Selim’in anlattıklarını duyan Can’ın gözleri parlamış ve içine umut doğmuştu. Nişanlısına sıkı sıkı sarılmış ve ona her şeyin düzeleceğini söylemeye başlamıştı.

Büyük bir süratle eve gelmişlerdi. Selim kumandayla evin kapısını açmış ve araçlar peş peşe bahçeye girmişlerdi. Selim hemen arabadan inmiş ve Savaş’a Merve’yi boş bir odaya götürmesini söyledikten sonra hazırlıklarını yapmak üzere içeri koşmuştu.

Selim’in telaşını gören Filiz de heyecanlanmıştı.

-  Ne oldu Selim, kötü bir şey mi oldu?

- Filiz sonra anlatırım, sen benim malzemeleri getiriri misin?

Filiz Selim’in tıbbi malzemelerini getirmeye gitmişken Selim de cephanelerin olduğu odaya girmişti. Aslında kolu kesmek için özel bir testere gerekliydi ama şu anda bunu bulamayacakları belliydi. Selim hemen silah dükkanından aldıkları ve henüz kullanılmamış olan son derece keskin bir palayı almıştı. Selim hızla bir kutu saf alkol bulmuş ve palayı elinden geldiğince dezenfekte etmişti. Kendisi de ellerini yıkayıp eldivenlerini taktıktan sonra operasyona hazır hale gelmişti. Palayı içine temiz bir bez koyduğu tepsinin içine koymuş ve hemen Merve’yi getirdikleri odaya doğru hareketlenmişti. Filiz elinden Selim’in çantasıyla odanın kapısında Selim’i bekliyordu. Tepside ki palayı görünce ne olacağını tahmin etmişti.

- Düşündüğüm şeyi mi yapacaksın?

- Rasim abi de işe yaramıştı. Çok düşük bir ihtimal ama kızın kurtulmasının tek yolu bu, gel benimle.

Selim ve Filiz odaya girmişlerdi. Merve yatağa uzanmış nişanlısı Can ise başucunda elini tutmuş ona moral vermeye çalışıyordu.

- Can sen istersen dışarıda bekle.

-Burada kalırım.
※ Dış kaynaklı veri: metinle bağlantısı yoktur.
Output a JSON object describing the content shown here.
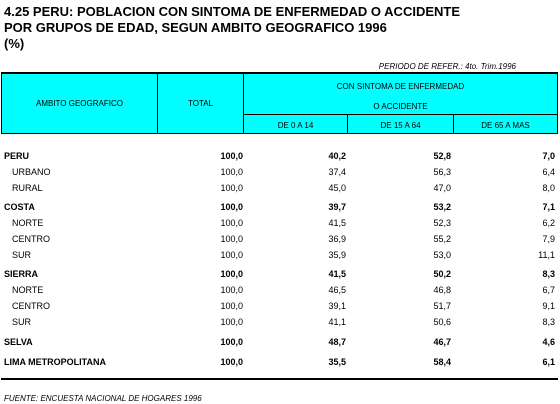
{
  "title": {
    "line1": "4.25  PERU:  POBLACION CON SINTOMA DE ENFERMEDAD O ACCIDENTE",
    "line2": "POR GRUPOS DE EDAD, SEGUN AMBITO GEOGRAFICO 1996",
    "line3": "(%)"
  },
  "period": "PERIODO DE REFER.: 4to. Trim.1996",
  "header": {
    "col_ambito": "AMBITO GEOGRAFICO",
    "col_total": "TOTAL",
    "group_line1": "CON SINTOMA DE ENFERMEDAD",
    "group_line2": "O ACCIDENTE",
    "sub": [
      "DE 0 A 14",
      "DE 15 A 64",
      "DE 65 A MAS"
    ]
  },
  "rows": [
    {
      "label": "PERU",
      "total": "100,0",
      "a": "40,2",
      "b": "52,8",
      "c": "7,0"
    },
    {
      "label": "URBANO",
      "total": "100,0",
      "a": "37,4",
      "b": "56,3",
      "c": "6,4"
    },
    {
      "label": "RURAL",
      "total": "100,0",
      "a": "45,0",
      "b": "47,0",
      "c": "8,0"
    },
    {
      "label": "COSTA",
      "total": "100,0",
      "a": "39,7",
      "b": "53,2",
      "c": "7,1"
    },
    {
      "label": "NORTE",
      "total": "100,0",
      "a": "41,5",
      "b": "52,3",
      "c": "6,2"
    },
    {
      "label": "CENTRO",
      "total": "100,0",
      "a": "36,9",
      "b": "55,2",
      "c": "7,9"
    },
    {
      "label": "SUR",
      "total": "100,0",
      "a": "35,9",
      "b": "53,0",
      "c": "11,1"
    },
    {
      "label": "SIERRA",
      "total": "100,0",
      "a": "41,5",
      "b": "50,2",
      "c": "8,3"
    },
    {
      "label": "NORTE",
      "total": "100,0",
      "a": "46,5",
      "b": "46,8",
      "c": "6,7"
    },
    {
      "label": "CENTRO",
      "total": "100,0",
      "a": "39,1",
      "b": "51,7",
      "c": "9,1"
    },
    {
      "label": "SUR",
      "total": "100,0",
      "a": "41,1",
      "b": "50,6",
      "c": "8,3"
    },
    {
      "label": "SELVA",
      "total": "100,0",
      "a": "48,7",
      "b": "46,7",
      "c": "4,6"
    },
    {
      "label": "LIMA METROPOLITANA",
      "total": "100,0",
      "a": "35,5",
      "b": "58,4",
      "c": "6,1"
    }
  ],
  "source": "FUENTE: ENCUESTA NACIONAL DE HOGARES 1996"
}
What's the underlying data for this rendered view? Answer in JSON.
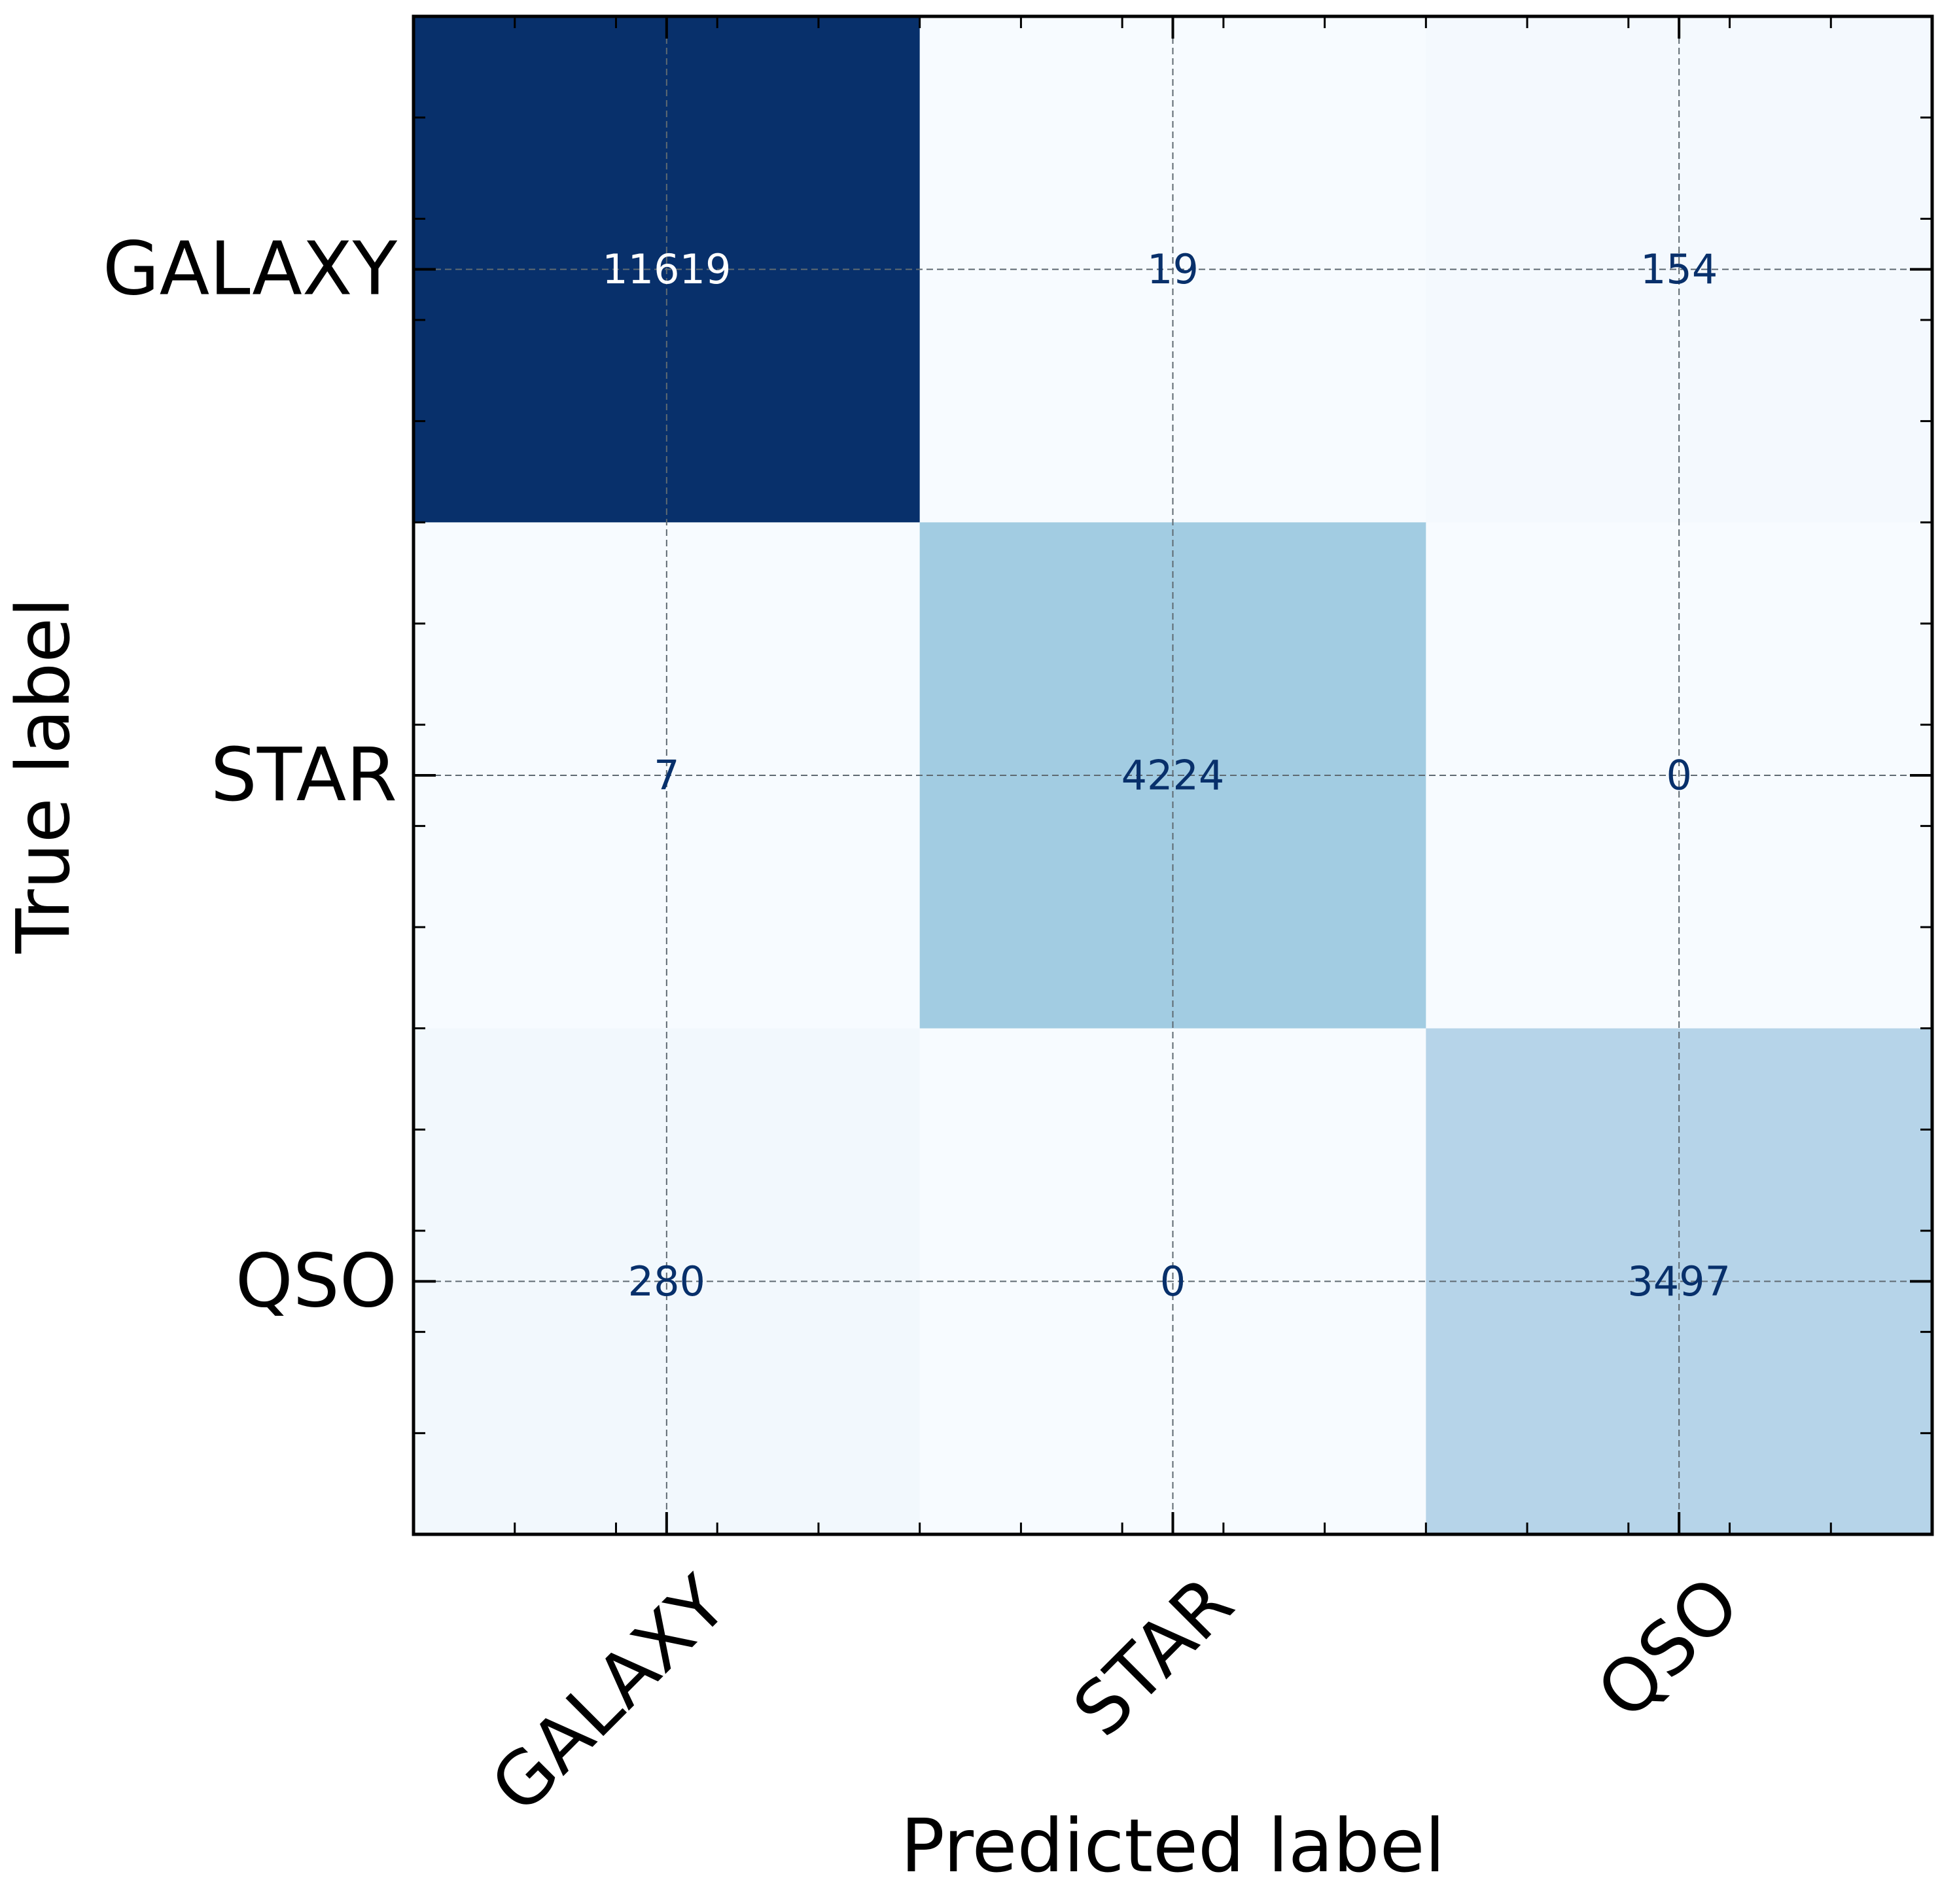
{
  "chart_data": {
    "type": "heatmap",
    "title": "",
    "xlabel": "Predicted label",
    "ylabel": "True label",
    "x_categories": [
      "GALAXY",
      "STAR",
      "QSO"
    ],
    "y_categories": [
      "GALAXY",
      "STAR",
      "QSO"
    ],
    "matrix": [
      [
        11619,
        19,
        154
      ],
      [
        7,
        4224,
        0
      ],
      [
        280,
        0,
        3497
      ]
    ],
    "colormap": "Blues",
    "color_low": "#f7fbff",
    "color_high": "#08306b",
    "text_color_dark_cell": "#ffffff",
    "text_color_light_cell": "#08306b",
    "grid": true,
    "grid_style": "dashed"
  }
}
Merve’nin bana ihtiyacı var.

- Sen bilirsin. Filiz çantanın içinde uyuşturucu iğne olacaktı onu hazırlar mısın? Ama önce sen de bir koşu ellerini yıkayıp gel.

- Tamam Selim hemen geliyorum.

Filiz hızla odadan çıkıp elleri yıkamaya gitmişti. Selim de Merve’nin yanına yaklaşıp koluna tekrar bir göz atmıştı, bu kolu nasıl keseceğini düşünüyordu. Kolu sağlam bir şeyin üzerine koyu kesmek gerekecekti. Aklına dışarıda gördüğü ve odun keserken kullanılan büyük kütük gelmişti. Hemen kapıda bekleyen Fırat ve Savaş ‘a kütüğü odaya getirmelerini söylemişti.

Bu sırada Filiz gelmiş ve uyuşturucu iğneyi hazırlamaya başlamıştı.

- Bu iğne acını az da olsa dindirecektir.

Selim Merve’nin koluna iğneyi yaptıktan hemen sonra Fırat ve Savaş büyük kütüğü getirmişlerdi.

- Şuraya koyun. Şu dolaba da bakın temiz bir çarşaf falan bulup üstüne serin.

Selim bu sırada kolu kestikten sonra kanı durdurmak için damarları dikmesi gerektiğinden onun için gerekli malzemeleri de hazırlamıştı. Operasyon için her şey hazır gibiydi.

- Savaş mutfaktan bir tane tahta kaşık getiriver ama fazla büyük olmasın küçük boylardan getir.

- Tamam Selim.

Selim Fırat’ın yardımıyla kütüğü yatağın yanına çekmiş ve Merve’nin koluna göre yerini tam olarak ayarlamıştı.

- Bakalım kolunda uyuşma başlamış mı?

Selim eline aldığı bir iğneyi Merve’nin koluna batırmıştı. Merve pek bir şey hissetmemişti.

-  Uyuşmuş sanırım. Biz hazır olana kadar tam olarak uyuşur. Ama tabi ki canın çok yanacak o yüzden hazırlıklı ol.

Savaş elinde tam da Selim’in istediği gibi bir tahta kaşıkla dönmüştü. Selim tahta kaşığı almış ve Merve’nin dişlerinin arasına koymuştu.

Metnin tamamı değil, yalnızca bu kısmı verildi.